Ancak hukuk tek taraflı işleyen bir kurum değil. Size varsa herkese var. AK Parti de kendi açısından hakkını aradı ve kazandı. Basitçe söyleyelim. Olan şey şudur. İlçe seçim kurulları 3700 civarında sandıkta aslında memur olmayan kişileri sandık görevlisi olarak atamış. Halbuki kanuna göre bu görevlilerin devlet memuru olması gerekirdi. Şöyle düşünün. Trafik polisi kostümü taşıyan birisi size trafik cezası kesiyor ama aslında polis değil. Mantıken kesilen ceza yok hükmündedir. Çünkü cezayı kesen kişi polis değildir. Şimdi tam da böyle bir gerekçeyle karşı karşıyayız. YSK seçimlerin kurallara uygun olmadığını ve bunun da sonuçları etkileyecek nitelik ve nicelikte olduğunu tespit etti.
Ama bakıyoruz herkes hukuka çok da saygılı değilmiş. Asıl dertleri öyle ya da böyle kazanmakmış. Bu zamana kadar hukukun üstünlüğü diye yeri göğü inletenler şimdi de hakkını aramayı mahkûm etmeye çalışıyorlar. Neymiş efendim? AK Parti YSK'ya baskı yapmış YSK bu nedenle seçimleri iptal etmiş. Eğer o işler baskıyla oluyorsa AK Parti Ankara'yı da alırdı. Yok bu seçimler iptal edildiyse başka seçimler de iptal edilmeliymiş falan filan. Lütfen rica ediyorum. Bırakın kafa karıştırmayı. Yapılan seçimin hukuka uygun olmadığı gayet net. Şamatayla bu işleri kapatmaya çalışmayın.
Bir siyasi partinin kendi hakkını savunmasından daha doğal hiçbir şey yoktur. Ama baştan beri AK Parti'nin arayışını mahkûm etmek istiyorlar. AK Parti sanki sadece kaybedince demokrasiye hizmet etmiş olacak. Akıl alır gibi değil. Tek bir ıslıkla tüm ünlüleri yine sahneye sürdüler, Gezi kalkışmasında olduğu gibi. İş adamları da yine tedirginmiş. Zira ekonomi bozulabilirmiş. O yüzden hukuksuz bir seçimi kabul edecekmişiz. Kusura bakmayın yok öyle iş. Birileri türlü tezgâh ve şaibeyle seçimleri gözümüzün önünden kaçırıp gidecek biz de seyredeceğiz. Olmaz. Madem vicdan, ahlak, adalet falan diyorsunuz herkes hakkını sonuna kadar arayacak.
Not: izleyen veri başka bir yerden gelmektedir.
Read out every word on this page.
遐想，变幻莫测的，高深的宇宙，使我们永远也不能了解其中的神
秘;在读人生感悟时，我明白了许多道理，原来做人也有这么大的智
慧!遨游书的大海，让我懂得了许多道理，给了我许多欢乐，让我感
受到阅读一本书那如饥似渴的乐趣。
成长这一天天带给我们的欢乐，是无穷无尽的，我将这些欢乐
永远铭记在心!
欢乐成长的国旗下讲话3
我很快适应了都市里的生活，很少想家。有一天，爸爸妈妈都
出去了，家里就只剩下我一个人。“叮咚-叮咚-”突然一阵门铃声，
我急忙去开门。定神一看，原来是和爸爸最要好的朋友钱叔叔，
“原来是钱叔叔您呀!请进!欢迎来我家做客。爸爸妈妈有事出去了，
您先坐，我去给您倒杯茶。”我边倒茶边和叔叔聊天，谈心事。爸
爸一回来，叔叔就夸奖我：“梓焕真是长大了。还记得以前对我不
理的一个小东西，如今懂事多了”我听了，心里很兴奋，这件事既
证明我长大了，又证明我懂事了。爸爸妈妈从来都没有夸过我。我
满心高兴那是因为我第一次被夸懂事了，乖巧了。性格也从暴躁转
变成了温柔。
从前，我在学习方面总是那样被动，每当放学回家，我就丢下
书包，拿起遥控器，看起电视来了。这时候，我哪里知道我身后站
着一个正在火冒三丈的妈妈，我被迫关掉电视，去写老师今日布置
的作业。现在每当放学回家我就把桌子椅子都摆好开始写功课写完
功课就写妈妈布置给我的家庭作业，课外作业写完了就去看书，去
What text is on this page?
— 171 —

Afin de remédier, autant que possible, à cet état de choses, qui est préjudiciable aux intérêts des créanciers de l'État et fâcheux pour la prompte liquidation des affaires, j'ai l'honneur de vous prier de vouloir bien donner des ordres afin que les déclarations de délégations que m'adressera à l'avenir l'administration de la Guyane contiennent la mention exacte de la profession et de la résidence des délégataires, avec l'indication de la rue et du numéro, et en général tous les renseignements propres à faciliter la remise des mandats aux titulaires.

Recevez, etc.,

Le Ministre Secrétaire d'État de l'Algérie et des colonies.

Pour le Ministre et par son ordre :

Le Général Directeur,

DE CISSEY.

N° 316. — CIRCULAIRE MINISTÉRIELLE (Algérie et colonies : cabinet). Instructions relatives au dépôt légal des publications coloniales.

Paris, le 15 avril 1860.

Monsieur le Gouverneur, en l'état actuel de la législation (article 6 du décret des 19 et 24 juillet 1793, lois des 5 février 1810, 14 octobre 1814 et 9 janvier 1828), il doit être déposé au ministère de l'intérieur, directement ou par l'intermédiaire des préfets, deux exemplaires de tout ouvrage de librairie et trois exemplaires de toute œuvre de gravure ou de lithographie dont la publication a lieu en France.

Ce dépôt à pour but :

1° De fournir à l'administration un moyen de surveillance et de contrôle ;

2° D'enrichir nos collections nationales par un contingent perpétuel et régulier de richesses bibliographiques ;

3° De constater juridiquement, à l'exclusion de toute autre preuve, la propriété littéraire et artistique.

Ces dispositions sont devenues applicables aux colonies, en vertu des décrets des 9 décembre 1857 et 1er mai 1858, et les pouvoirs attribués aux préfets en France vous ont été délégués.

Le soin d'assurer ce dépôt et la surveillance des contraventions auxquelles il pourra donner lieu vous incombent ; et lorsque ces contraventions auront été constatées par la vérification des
Yalnız yine çok tuhaf bir zaman dilimine girdik. Bu tür zamanlarda kimin ne olduğu kabak gibi çıkıyor ortaya. Hırsızı, arsızı, haini, fırsatçısı teker teker çıktı sahneye. En çok da hainlerin kendisini belli etmesi önemli. AK Parti sırtındaki yüklerden kurtulmuş olacak gibi geliyor bana. Hem içerde gibi yapıp hem de her türlü konuda AK Parti'yi suçlamak ve kamuoyu önünde küçük düşürmek için uğraşanların konumları da netleşsin artık.